We need to extend our research field toward improving the quality and comfort of communications as shown in Fig. 1. At present, a single-point-source single-channel band-limited audio signal is used for most communications systems. We want to extend the way that this signal, or information, is used in two ways. One is for human interaction. To explore comfortable communication and the sensation of real presence in music, we need to understand the characteristics of human perception. The other is to significantly increase the number of signal channels (super multichannel capability). There is a huge amount of information hidden in the sound field of a room. We can make use of new devices and hardware tools to facilitate cost-effective multichannel communications systems.
3.2 Human interaction
To deliver fully enjoyable high-quality music signals to humans, we need a comprehensive understanding of the brain and human behavior. A full understanding of human reactions to ultrasonic signals might enhance our contentment with communication or entertainment, for example . In addition, combining some other modality of sensation with auditory perception (cross modality) might be useful for enhancing the total experience of communication or entertainment.
3.3 Super multichannel sound
The interface to the real environment can be enhanced by introducing a massive number of channels for sound-field control. For this purpose, we need economical high-speed hardware as well as processing and control software. It is impossible to increase the number of channels beyond a few hundred with conventional parallel cable distribution of signals from microphone and loudspeaker arrays. A very promising solution is to use the rapidly developing technologies for high-speed transmission and multiplexing through optical fiber and in small devices. One interesting example is an array of microphones multiplexed in an optical fiber . If a super multichannel sound system can be achieved, it will find general use in various applications such as noise control and environmental sensors.
4. Standardization and alliances
Information systems have become highly complex with huge variations from one system to another. Generally speaking, it is therefore very important for users, manufacturers, and service providers to work together to establish international standards for interoperability and long-term maintenance. Communications systems can be useful only if users or potential users are attracted to them for their convenience and reasonable cost. For this purpose, we will make the necessary efforts to establish standards and support commercialization. For success in these activities, we will need global collaborations or alliances among organizations and companies, keeping in mind the idea that technologies are good only when users can enjoy them.

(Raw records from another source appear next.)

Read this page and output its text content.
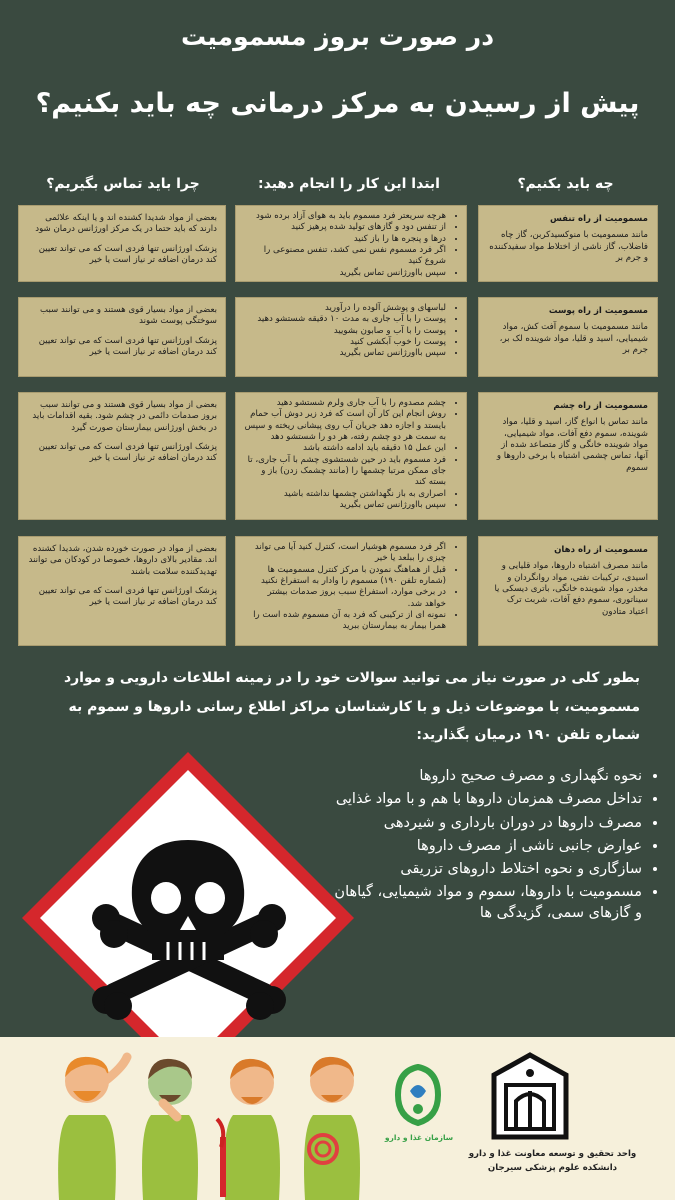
در صورت بروز مسمومیت
پیش از رسیدن به مرکز درمانی چه باید بکنیم؟
چه باید بکنیم؟
ابتدا این کار را انجام دهید:
چرا باید تماس بگیریم؟
مسمومیت از راه تنفس
مانند مسمومیت با منوکسیدکربن، گاز چاه فاضلاب، گاز ناشی از اختلاط مواد سفیدکننده و جرم بر
• هرچه سریعتر فرد مسموم باید به هوای آزاد برده شود
• از تنفس دود و گازهای تولید شده پرهیز کنید
• درها و پنجره ها را باز کنید
• اگر فرد مسموم نفس نمی کشد، تنفس مصنوعی را شروع کنید
• سپس بااورژانس تماس بگیرید

بعضی از مواد شدیدا کشنده اند و یا اینکه علائمی دارند که باید حتما در یک مرکز اورژانس درمان شود

پزشک اورژانس تنها فردی است که می تواند تعیین کند درمان اضافه تر نیاز است یا خیر

مسمومیت از راه پوست
مانند مسمومیت با سموم آفت کش، مواد شیمیایی، اسید و قلیا، مواد شوینده لک بر، جرم بر
• لباسهای و پوشش آلوده را درآورید
• پوست را با آب جاری به مدت ۱۰ دقیقه شستشو دهید
• پوست را با آب و صابون بشویید
• پوست را خوب آبکشی کنید
• سپس بااورژانس تماس بگیرید

بعضی از مواد بسیار قوی هستند و می توانند سبب سوختگی پوست شوند

پزشک اورژانس تنها فردی است که می تواند تعیین کند درمان اضافه تر نیاز است یا خیر

مسمومیت از راه چشم
مانند تماس با انواع گاز، اسید و قلیا، مواد شوینده، سموم دفع آفات، مواد شیمیایی، مواد شوینده خانگی و گاز متصاعد شده از آنها، تماس چشمی اشتباه با برخی داروها و سموم
• چشم مصدوم را با آب جاری ولرم شستشو دهید
• روش انجام این کار آن است که فرد زیر دوش آب حمام بایستد و اجازه دهد جریان آب روی پیشانی ریخته و سپس به سمت هر دو چشم رفته، هر دو را شستشو دهد
• این عمل ۱۵ دقیقه باید ادامه داشته باشد
• فرد مسموم باید در حین شستشوی چشم با آب جاری، تا جای ممکن مرتبا چشمها را (مانند چشمک زدن) باز و بسته کند
• اصراری به باز نگهداشتن چشمها نداشته باشید
• سپس بااورژانس تماس بگیرید

بعضی از مواد بسیار قوی هستند و می توانند سبب بروز صدمات دائمی در چشم شود. بقیه اقدامات باید در بخش اورژانس بیمارستان صورت گیرد

پزشک اورژانس تنها فردی است که می تواند تعیین کند درمان اضافه تر نیاز است یا خیر

مسمومیت از راه دهان
مانند مصرف اشتباه داروها، مواد قلیایی و اسیدی، ترکیبات نفتی، مواد روانگردان و مخدر، مواد شوینده خانگی، باتری دیسکی یا سیناتوری، سموم دفع آفات، شربت ترک اعتیاد متادون
• اگر فرد مسموم هوشیار است، کنترل کنید آیا می تواند چیزی را ببلعد یا خیر
• قبل از هماهنگ نمودن با مرکز کنترل مسمومیت ها (شماره تلفن ۱۹۰) مسموم را وادار به استفراغ نکنید
• در برخی موارد، استفراغ سبب بروز صدمات بیشتر خواهد شد.
• نمونه ای از ترکیبی که فرد به آن مسموم شده است را همرا بیمار به بیمارستان ببرید

بعضی از مواد در صورت خورده شدن، شدیدا کشنده اند. مقادیر بالای داروها، خصوصا در کودکان می توانند تهدیدکننده سلامت باشند

پزشک اورژانس تنها فردی است که می تواند تعیین کند درمان اضافه تر نیاز است یا خیر

بطور کلی در صورت نیاز می توانید سوالات خود را در زمینه اطلاعات دارویی و موارد مسمومیت، با موضوعات ذیل و با کارشناسان مراکز اطلاع رسانی داروها و سموم به شماره تلفن ۱۹۰ درمیان بگذارید:
• نحوه نگهداری و مصرف صحیح داروها
• تداخل مصرف همزمان داروها با هم و با مواد غذایی
• مصرف داروها در دوران بارداری و شیردهی
• عوارض جانبی ناشی از مصرف داروها
• سازگاری و نحوه اختلاط داروهای تزریقی
• مسمومیت با داروها، سموم و مواد شیمیایی، گیاهان و گازهای سمی، گزیدگی ها
سازمان غذا و دارو
واحد تحقیق و توسعه معاونت غذا و دارو
دانشکده علوم پزشکی سیرجان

The research activities at the Moriya Research Laboratory include the development of lossless coding and future exploration of human interaction and super multichannel signal processing. All are aimed at the creation of high-quality comfortable communications systems that make use of the rich information available through broadband networks. Our work will be carried out under flexible collaborations with other NTT laboratories in the fields of innovative communication devices and human sciences. In addition, we will continue to promote standardization and alliances, which are important for these new technologies. We hope these technologies will also contribute to other research fields besides the acoustical signal processing field.